Similarly, just because a dataset is available doesn’t mean it’s appropriate to use. Knowing why and how a dataset was created is crucial for helping AI practitioners decide on whether it should be used for their purposes and what its implications are for fairness, reliability, safety, and privacy. A study focusing on how AI practitioners approach datasets and documentation reveals current practices are informal and inconsistent. It points to the need for data documentation frameworks designed to fit within practitioners’ existing workflows and that make clear the responsible AI implications of using a dataset. Based on these findings, researchers iterated on Datasheets for Datasets and proposed the revised Aether Data Documentation Template.
Use this flexible template to reflect and help document underlying assumptions, potential risks, and implications of using your dataset.

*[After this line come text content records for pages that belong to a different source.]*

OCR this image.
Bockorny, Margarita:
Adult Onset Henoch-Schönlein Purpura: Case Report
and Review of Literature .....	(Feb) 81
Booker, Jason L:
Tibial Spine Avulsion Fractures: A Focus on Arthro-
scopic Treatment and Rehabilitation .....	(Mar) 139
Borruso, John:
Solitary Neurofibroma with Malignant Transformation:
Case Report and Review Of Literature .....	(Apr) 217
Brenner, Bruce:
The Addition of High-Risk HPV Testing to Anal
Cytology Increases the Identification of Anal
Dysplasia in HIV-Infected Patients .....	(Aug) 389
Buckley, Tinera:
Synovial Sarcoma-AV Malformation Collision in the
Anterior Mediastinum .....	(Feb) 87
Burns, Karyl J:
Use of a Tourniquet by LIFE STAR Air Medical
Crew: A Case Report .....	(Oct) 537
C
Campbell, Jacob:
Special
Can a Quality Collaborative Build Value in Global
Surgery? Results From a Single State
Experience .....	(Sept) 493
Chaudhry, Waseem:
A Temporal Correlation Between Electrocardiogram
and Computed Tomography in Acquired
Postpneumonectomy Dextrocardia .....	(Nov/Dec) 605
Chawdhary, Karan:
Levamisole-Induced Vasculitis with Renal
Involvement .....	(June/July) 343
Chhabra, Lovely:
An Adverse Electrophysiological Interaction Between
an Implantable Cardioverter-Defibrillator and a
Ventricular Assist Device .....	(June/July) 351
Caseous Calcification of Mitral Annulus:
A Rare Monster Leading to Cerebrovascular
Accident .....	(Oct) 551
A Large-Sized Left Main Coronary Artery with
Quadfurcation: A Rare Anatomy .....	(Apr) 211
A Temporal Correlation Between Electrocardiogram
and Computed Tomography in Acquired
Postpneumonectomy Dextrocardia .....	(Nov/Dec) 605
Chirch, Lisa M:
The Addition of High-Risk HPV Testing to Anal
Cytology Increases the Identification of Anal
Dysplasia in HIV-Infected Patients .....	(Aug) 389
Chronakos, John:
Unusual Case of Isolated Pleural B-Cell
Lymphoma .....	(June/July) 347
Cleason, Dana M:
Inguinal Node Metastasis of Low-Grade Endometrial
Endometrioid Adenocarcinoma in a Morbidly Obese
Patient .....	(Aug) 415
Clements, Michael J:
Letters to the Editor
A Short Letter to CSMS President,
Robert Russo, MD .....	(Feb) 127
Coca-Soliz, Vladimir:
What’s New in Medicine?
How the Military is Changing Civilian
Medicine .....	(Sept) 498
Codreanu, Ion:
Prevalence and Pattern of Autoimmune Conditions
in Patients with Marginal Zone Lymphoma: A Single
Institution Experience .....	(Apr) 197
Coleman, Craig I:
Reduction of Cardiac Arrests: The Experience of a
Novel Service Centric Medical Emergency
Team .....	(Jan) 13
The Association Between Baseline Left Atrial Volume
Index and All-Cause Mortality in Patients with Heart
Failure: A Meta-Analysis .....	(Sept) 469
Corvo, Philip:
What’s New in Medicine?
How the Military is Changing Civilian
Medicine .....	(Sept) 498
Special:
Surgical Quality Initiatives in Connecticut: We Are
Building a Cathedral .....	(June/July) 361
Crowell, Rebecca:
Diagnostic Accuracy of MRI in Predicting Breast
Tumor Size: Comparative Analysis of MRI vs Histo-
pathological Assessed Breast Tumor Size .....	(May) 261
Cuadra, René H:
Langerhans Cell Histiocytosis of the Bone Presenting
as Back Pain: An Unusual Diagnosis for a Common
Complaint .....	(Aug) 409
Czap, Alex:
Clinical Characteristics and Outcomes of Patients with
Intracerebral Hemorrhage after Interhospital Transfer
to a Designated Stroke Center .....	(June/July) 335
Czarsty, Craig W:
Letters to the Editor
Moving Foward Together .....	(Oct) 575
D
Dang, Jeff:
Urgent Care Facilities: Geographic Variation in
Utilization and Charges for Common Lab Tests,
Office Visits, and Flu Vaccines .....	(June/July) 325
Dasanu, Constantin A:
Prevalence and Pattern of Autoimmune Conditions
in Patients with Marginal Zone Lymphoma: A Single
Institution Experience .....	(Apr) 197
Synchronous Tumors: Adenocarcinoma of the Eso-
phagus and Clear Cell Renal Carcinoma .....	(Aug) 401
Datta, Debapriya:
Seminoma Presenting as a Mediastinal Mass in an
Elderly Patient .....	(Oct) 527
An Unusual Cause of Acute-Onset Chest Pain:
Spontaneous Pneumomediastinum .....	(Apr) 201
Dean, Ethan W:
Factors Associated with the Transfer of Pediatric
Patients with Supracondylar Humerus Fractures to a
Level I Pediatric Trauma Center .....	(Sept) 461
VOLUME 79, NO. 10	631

AI practitioners find themselves balancing the pressures of delivering to meet business goals and the time requirements necessary for the responsible development and evaluation of AI systems. Examining these tensions across three technology companies, researchers conducted interviews and workshops to learn what practitioners need for measuring and mitigating AI fairness issues amid time pressure to release AI-infused products to wider geographic markets and for more diverse groups of people. Participants disclosed challenges in collecting appropriate datasets and finding the right metrics for evaluating how fairly their system will perform when they can’t identify direct stakeholders and demographic groups who will be affected by the AI system in rapidly broadening markets. For example, hate speech detection may not be adequate across cultures or languages. A look at what goes into AI practitioners’ decisions around what, when, and how to evaluate AI systems that use natural language generation (NLG) further emphasizes that when practitioners don’t have clarity about deployment settings, they’re limited in projecting failures that could cause individual or societal harm. Beyond concerns for detecting toxic speech, other issues of fairness and inclusiveness—for example, erasure of minority groups’ distinctive linguistic expression—are rarely a consideration in practitioners’ evaluations.
Coping with time constraints and competing business objectives is a reality for teams deploying AI systems. There are many opportunities for developing integrated tools that can prompt AI practitioners to think through potential risks and mitigations for sociotechnical systems.
Related papers
- Deconstructing NLG Evaluation: Evaluation Practices, Assumptions, and Their Implications
- Understanding Machine Learning Practitioners’ Data Documentation Perceptions, Needs, Challenges, and Desiderata
- Assessing the Fairness of AI Systems: AI Practitioners’ Processes, Challenges, and Needs for Support
Thinking about it: Reflexivity as an essential for society and industry goals
As we continue to envision what all is possible with AI’s potential, one thing is clear: developing AI designed with the needs of people in mind requires reflexivity. We have been thinking about human-centered AI as being focused on users and stakeholders. Understanding who we are designing for, empowering human agency, improving human-AI interaction, and developing harm mitigation tools and techniques are as important as ever. But we also need to turn a mirror toward ourselves as AI creators. What values and assumptions do we bring to the table? Whose values get to be included and whose are left out? How do these values and assumptions influence what we build, how we build, and for whom? How can we navigate complex and demanding organizational pressures as we endeavor to create responsible AI? With technologies as powerful as AI, we can’t afford to be focused solely on progress for its own sake. While we work to evolve AI technologies at a fast pace, we need to pause and reflect on what it is that we are advancing—and for whom.